Ann waited, her heart pounding and her eyes on the ground. When she finally looked up, her mother was standing quietly beside her and looking at the tea party table. Ann held her breath, but for some reason her mother didn’t look cross at all. Instead, there was the same kind of lovingness in her face as she had when she rocked the baby after he had been crying for a long time. Then Mrs. Hamilton turned to Ann and smiled.
“Good afternoon, Mrs. Jones,” she said. “I hope I am not too late for tea. And is this your daughter?” Mrs. Hamilton nodded toward Semanthie. “My, how she’s grown!”
All at once Ann’s throat felt tight with love and gratitude. Quickly she moved Semanthie’s flowered plate in front of her mother and gave Semanthie an oak leaf.
“Oh, do sit down, Mrs. Smith,” Ann said. “And will you have cream or lemon in your tea?”

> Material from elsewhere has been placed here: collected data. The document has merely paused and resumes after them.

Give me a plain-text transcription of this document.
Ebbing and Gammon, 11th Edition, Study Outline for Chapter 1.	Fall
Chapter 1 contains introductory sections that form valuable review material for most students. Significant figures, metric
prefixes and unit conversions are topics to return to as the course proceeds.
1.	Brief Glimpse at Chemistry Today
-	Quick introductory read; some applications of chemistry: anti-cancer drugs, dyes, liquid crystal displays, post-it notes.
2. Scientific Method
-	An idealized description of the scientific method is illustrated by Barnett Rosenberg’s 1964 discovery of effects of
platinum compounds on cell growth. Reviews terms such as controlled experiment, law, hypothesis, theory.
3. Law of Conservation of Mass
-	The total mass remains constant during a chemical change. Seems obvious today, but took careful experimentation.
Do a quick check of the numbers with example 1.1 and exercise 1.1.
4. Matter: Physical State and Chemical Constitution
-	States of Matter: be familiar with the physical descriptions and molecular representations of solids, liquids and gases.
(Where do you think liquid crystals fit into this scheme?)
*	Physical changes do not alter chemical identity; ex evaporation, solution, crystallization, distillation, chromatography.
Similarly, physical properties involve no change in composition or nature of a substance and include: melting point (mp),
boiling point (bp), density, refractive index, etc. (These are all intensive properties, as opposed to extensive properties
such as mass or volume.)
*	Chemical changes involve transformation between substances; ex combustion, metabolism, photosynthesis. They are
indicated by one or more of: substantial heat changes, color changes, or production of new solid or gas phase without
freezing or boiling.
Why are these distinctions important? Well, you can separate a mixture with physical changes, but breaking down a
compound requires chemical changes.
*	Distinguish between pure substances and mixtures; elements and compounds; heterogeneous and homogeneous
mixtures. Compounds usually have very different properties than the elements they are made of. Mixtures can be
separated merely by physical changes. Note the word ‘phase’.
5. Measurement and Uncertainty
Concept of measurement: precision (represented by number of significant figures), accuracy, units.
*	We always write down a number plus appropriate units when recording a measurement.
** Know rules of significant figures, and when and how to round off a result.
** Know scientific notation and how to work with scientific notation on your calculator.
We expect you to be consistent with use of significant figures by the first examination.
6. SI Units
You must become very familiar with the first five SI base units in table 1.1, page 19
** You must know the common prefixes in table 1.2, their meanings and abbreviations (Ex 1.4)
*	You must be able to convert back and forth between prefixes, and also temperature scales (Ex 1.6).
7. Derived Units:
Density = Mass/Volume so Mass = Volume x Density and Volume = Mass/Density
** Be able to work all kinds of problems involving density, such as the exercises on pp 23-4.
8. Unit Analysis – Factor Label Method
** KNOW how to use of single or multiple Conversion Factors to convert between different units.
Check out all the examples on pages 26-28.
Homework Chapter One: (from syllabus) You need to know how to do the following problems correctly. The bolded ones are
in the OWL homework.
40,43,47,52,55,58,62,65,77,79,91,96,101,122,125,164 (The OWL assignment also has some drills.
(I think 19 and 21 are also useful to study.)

She poured cups of make-believe tea from a make-believe silver teapot. A brown rabbit stopped near the table and looked with interest before moving on. Somewhere a squirrel chattered noisily. A redbird made himself at home on a branch of an elm nearby. And the two ladies daintily sipped the afternoon away and talked the loveliest party talk–all about husands and disobedient children and babies and stylish hats.
“And have you heard,” Anne’s voice asked her most fashionable voice, “that my brother-in-law, Mr. John Hamilton, is going East soon for salt and supplies? I do belive I shall ask him to bring back a pair of new shoes for my daughter. Her feet grow so.”

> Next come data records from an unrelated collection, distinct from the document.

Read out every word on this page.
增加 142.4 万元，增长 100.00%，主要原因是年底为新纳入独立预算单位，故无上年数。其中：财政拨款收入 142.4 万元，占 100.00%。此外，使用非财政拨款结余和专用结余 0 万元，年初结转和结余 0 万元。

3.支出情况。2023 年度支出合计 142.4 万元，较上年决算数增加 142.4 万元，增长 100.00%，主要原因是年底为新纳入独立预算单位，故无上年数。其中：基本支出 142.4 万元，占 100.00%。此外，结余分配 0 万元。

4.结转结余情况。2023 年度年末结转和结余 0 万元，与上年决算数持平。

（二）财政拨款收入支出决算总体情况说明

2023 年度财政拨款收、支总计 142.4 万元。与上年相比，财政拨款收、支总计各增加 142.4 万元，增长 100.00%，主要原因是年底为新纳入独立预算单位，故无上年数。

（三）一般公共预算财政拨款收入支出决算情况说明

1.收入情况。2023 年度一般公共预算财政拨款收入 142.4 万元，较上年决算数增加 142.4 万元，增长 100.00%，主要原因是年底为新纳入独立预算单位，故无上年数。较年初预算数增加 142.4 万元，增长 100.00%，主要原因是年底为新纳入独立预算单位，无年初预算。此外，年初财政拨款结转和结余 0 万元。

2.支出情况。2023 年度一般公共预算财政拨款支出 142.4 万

Ann covered up a smile behind the oak leaf she was using for a fan. “Blue shoes would be lovely,” she said. “I am sure your daughter would like blue shoes.”
The sun had dropped low and the trees were throwing long shadows across the velvet moss and vegetable garden when Ann and Mrs. Hamilton gathered up Semanthie and the flowered plates to go back to the cabin. Ann took a last look back into the woods before she left. As she looked, the redbird dropped down onto the moss and began to eat from the leaf with dogwood berries. Ann caught her breath at the beauty of it. Strange–she had never noticed before how lovely the woods were on Hamilton Hill.
When Ann and her mother reached the cabin, they found Mr. Hamilton, David, and Daniel already there. Daniel was glowering.
“Are you aware of how late it is?” he asked.
Mrs. Hamilton handed Ann the plates to put away. Then she turned and faced her three impatient men on the doorstep. “Once in a while,” she said decisively, “there comes a time in the Western Country when there is something more important than an hour of work or a meal time.”
Mrs. Hamilton went inside to prepare supper. (79-83)
Isn’t that beautiful? It inspires me to be the kind of mother who has the wisdom to know when to correct and when to have tea.